In this study after screening the plant extracts library, the root extract of Smilax china is identified with inhibitory activity against G6PD at a final dose of 4 µg/ml with an IC50 value of I.397 µg/ml. Our findings are comparable with the results of Mele et al., (2018), demonstrating that a natural molecule polydatin directly inhibits G6PD, resulting in redox imbalance leading to apoptosis, ER stress and cell cycle arrest. Another natural compound resveratrol isolated from the fruit of Vitis vinifera was found to decrease G6PD activity leading to anticancer activity in MCF-7, HeLa and HepG2 cell lines (Khan et al., 2020).

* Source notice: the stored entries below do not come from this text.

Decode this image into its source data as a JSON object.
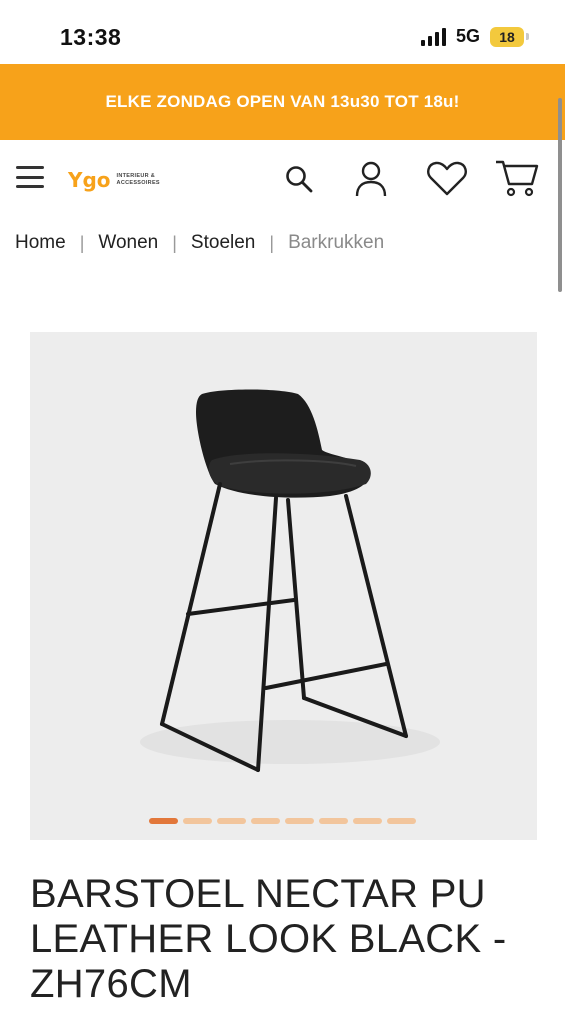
{
  "status_bar": {
    "time": "13:38",
    "network": "5G",
    "battery": "18"
  },
  "promo": {
    "text": "ELKE ZONDAG OPEN VAN 13u30 TOT 18u!"
  },
  "header": {
    "logo_mark": "Ygo",
    "logo_sub_line1": "INTERIEUR &",
    "logo_sub_line2": "ACCESSOIRES",
    "icons": [
      "menu-icon",
      "search-icon",
      "account-icon",
      "wishlist-icon",
      "cart-icon"
    ]
  },
  "breadcrumb": {
    "items": [
      "Home",
      "Wonen",
      "Stoelen",
      "Barkrukken"
    ],
    "separator": "|"
  },
  "gallery": {
    "image_count": 8,
    "active_index": 0
  },
  "product": {
    "title": "BARSTOEL NECTAR PU LEATHER LOOK BLACK - ZH76CM"
  },
  "colors": {
    "accent": "#f7a21a",
    "dot_active": "#e2773a",
    "dot_inactive": "#f2c59c"
  }
}
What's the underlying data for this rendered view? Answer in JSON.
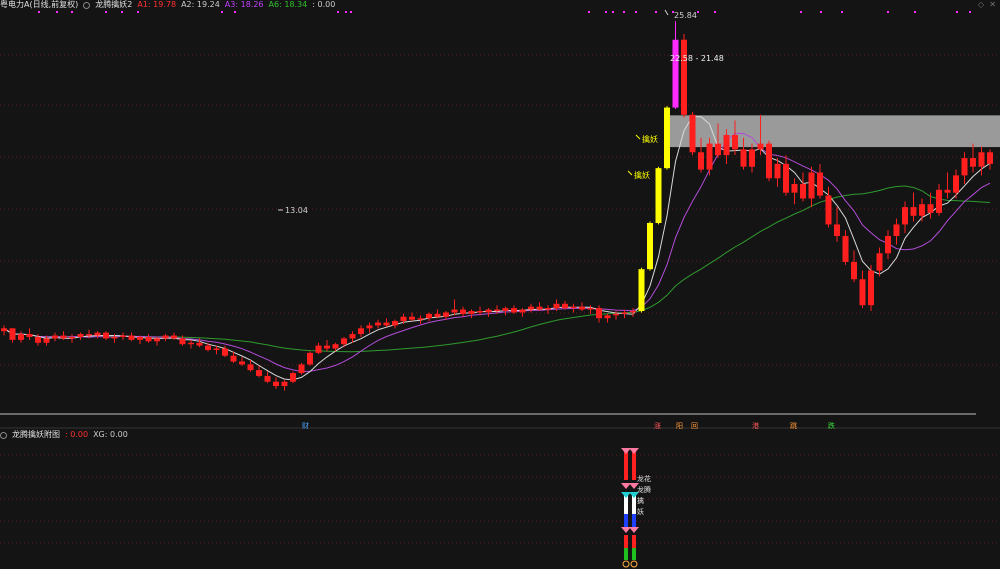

In agreement with this study, the anticancer potential of Smilax china (rhizome, leaf, bark) extracts has previously been reported against various tumor cell lines including A549 (Fu et al., 2017), HepG2 and MDA-MB-231 (Nho et al., 2015) and HeLa cells (Tettey et al., 2020). Molecular docking was used to screen Smilax china-derived compounds against G6PD to uncover novel natural scaffolds from Smilax china and to provide more opportunities for anti-cancer drug exploration. Several modulators of G6PD have been found by in silico screening as having the capacity to bind to the NADP+ and G6P binding sites of G6PD. One of the identified hits, Scirpusin A has been previously found to inhibit the advancement of colorectal cancer Her2/CT26 cells in mice by inducing apoptosis in the cells (Hong et al., 2017). Another hit compound daucosterol halts the advancement of the MCF-7 human breast cancer cells as well as the MGC803, BGC823, and AGS gastric cancer cells (Zhao et al., 2015), and promoted intrinsic apoptotic cell death in A549 cells (Rajavel et al., 2019). Another study reported that dacosterol inhibited prostate cancer growth in part by stimulating JNK signaling, which caused autophagic-dependent apoptosis (Gao et al., 2019). Comparing the results of our study with the previous findings suggests the anticancer potential of these compounds possibly because of G6PD Inhibition.

Conclusions

Plant extracts with the ability to suppress G6PD were screened using an enzymatic assay-based screening method. Smilax china root extract was identified as a possible inhibitor of G6PD as a result of this screening. Although Smilax china root extract has previously been claimed to have anti-cancer properties, the mechanism behind it is unknown. To the best of my knowledge, this is the first study that reveals the anti-cancer potential of Smilax china against HepG2 cells by G6PD suppression. Furthermore, the findings of acute and subacute toxicity studies in mice revealed that Smilax china root extract is nontoxic. As a result of in silico screening, numerous G6PD modulators such as Scirpusin A, Smilachinin, and Daucosterol were discovered from Smilax china. In future, it is strongly recommended to test these compounds for in vitro analysis to find their inhibitory potential against G6PD. Conclusively, the findings of this study present new insight into the probable mechanism of action of Smilax china root extract against hepatocellular carcinoma.

Declaration of Competing Interest

The authors declare that they have no known competing financial interests or personal relationships that could have appeared to influence the work reported in this paper.